- The Washington Times - Monday, October 31, 2016

Gun control advocates are trying to make the issue a voting one in key U.S. Senate races across the country, hoping the subject will help take down Republican candidates in states like New Hampshire and Florida.

Former Rep. Gabrielle Giffords, who was severely wounded by a gunman in 2011, and her husband Mark Kelly are in the midst of a six-week, 14-state bus tour that includes stops in Florida, Ohio, Iowa and New Hampshire.

“In races up and down the ballot, 2016 is shaping up to be the year of gun safety,” said Kate Folmar, a spokeswoman for Everytown for Gun Safety, an advocacy group co-founded by former New York City Mayor Michael Bloomberg. “The political calculus has changed, and we are seeing candidates at all levels of government embrace gun safety as an issue to run — and win — on.”

Gun control advocates are closely eyeing U.S. Senate races in New Hampshire and Florida, where incumbent Republican Sens. Kelly Ayotte and Marco Rubio face tough re-election fights, and in Nevada, where Democrat Catherine Cortez Masto is trying to hold the seat being vacated by retiring Sen. Harry Reid.

But such single-issue groups also say they’re willing to support Republicans who are with them on the issue.

Mr. Bloomberg is supporting Sen. Pat Toomey, Pennsylvania Republican, through his Independence USA super PAC, and the political arm of Ms. Giffords’ gun control group, Americans for Responsible Solutions, endorsed both Mr. Toomey and Sen. Mark Kirk, Illinois Republican.

Ms. Giffords’ group, however, did take the unusual step of revoking its endorsement of Mr. Kirk after he made a derogatory remark about the heritage of his opponent, Democratic Rep. Tammy Duckworth, during a recent debate, for which he apologized.

“While we believe the path to responsible change and communities safer from gun violence must include Republican champions, we cannot continue to support Senator Kirk,” said Peter Ambler, executive director of Americans for Responsible Solutions PAC.

Activists associated with Everytown are supporting more than 20 Republican candidates across the country, even though the group has formally endorsed Hillary Clinton for president.

Ms. Giffords and Mr. Kelly are also supporting Mrs. Clinton and were scheduled to campaign with the Democratic nominee on Monday in Ohio.

“Certainly, Gabby and I are behind Secretary Clinton for a number of reasons — chiefly, it’s her support of common sense changes to our gun laws to keep communities safer from gun violence,” Mr.

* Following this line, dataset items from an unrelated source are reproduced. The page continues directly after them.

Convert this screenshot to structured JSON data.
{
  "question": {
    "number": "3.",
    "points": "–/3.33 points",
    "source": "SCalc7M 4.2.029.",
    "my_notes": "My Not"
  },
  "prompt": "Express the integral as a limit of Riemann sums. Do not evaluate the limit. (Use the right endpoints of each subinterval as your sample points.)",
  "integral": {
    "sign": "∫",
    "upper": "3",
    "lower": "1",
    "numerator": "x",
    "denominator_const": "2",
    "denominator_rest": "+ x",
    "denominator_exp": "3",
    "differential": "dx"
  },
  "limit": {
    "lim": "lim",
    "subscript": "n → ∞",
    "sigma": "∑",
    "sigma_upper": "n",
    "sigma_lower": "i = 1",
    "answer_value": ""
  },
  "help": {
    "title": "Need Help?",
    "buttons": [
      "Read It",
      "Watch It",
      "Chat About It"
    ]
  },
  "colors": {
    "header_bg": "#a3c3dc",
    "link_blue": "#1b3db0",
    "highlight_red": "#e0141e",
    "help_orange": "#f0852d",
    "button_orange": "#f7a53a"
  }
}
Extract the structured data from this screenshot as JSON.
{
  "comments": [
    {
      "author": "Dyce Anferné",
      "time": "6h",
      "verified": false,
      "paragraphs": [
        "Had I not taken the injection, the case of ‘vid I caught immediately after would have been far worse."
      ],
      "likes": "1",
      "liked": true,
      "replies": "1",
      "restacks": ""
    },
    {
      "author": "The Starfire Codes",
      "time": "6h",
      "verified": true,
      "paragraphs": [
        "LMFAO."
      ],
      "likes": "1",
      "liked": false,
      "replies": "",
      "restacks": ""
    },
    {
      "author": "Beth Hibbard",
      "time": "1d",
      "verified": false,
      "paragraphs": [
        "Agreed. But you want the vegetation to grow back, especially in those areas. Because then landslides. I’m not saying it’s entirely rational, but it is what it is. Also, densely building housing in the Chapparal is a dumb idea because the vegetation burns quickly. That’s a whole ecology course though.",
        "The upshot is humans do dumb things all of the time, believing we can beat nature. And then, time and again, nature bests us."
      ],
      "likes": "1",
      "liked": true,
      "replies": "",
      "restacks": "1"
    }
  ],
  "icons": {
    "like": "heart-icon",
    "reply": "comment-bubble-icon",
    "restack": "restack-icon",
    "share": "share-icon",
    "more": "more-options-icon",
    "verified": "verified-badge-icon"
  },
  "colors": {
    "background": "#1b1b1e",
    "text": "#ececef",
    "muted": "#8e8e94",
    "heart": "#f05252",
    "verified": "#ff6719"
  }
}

Kelly said on MSNBC on Monday.

The National Rifle Association, meanwhile, has been among GOP nominee Donald Trump’s most loyal backers, and has also formally endorsed Mr. Rubio, and Republican Sens. Richard Burr of North Carolina and Lisa Murkowski of Alaska.

The NRA has also attacked former Ohio Gov. Ted Strickland, a Democrat who is challenging incumbent Sen. Rob Portman, a Republican. The gun-rights group endorsed Mr. Strickland in 2010 but says he has since lost his way on the issue.

Both the presidential and U.S. Senate contests are also crucial for the future make-up of the U.S. Supreme Court, said Doug Deeken with the group Ohioans for Concealed Carry.

“That, I think, is really where gun owners look at this, is it’s not so much the presidency, it’s not so much the individual senator,” Mr. Deeken said. “It’s the legacy that outlasts every president — that of the Supreme Court.”

“How can we ensure that we get people who, when they read the Bill of Rights, don’t skip Amendment 2?” he said. “And that’s the big deal.”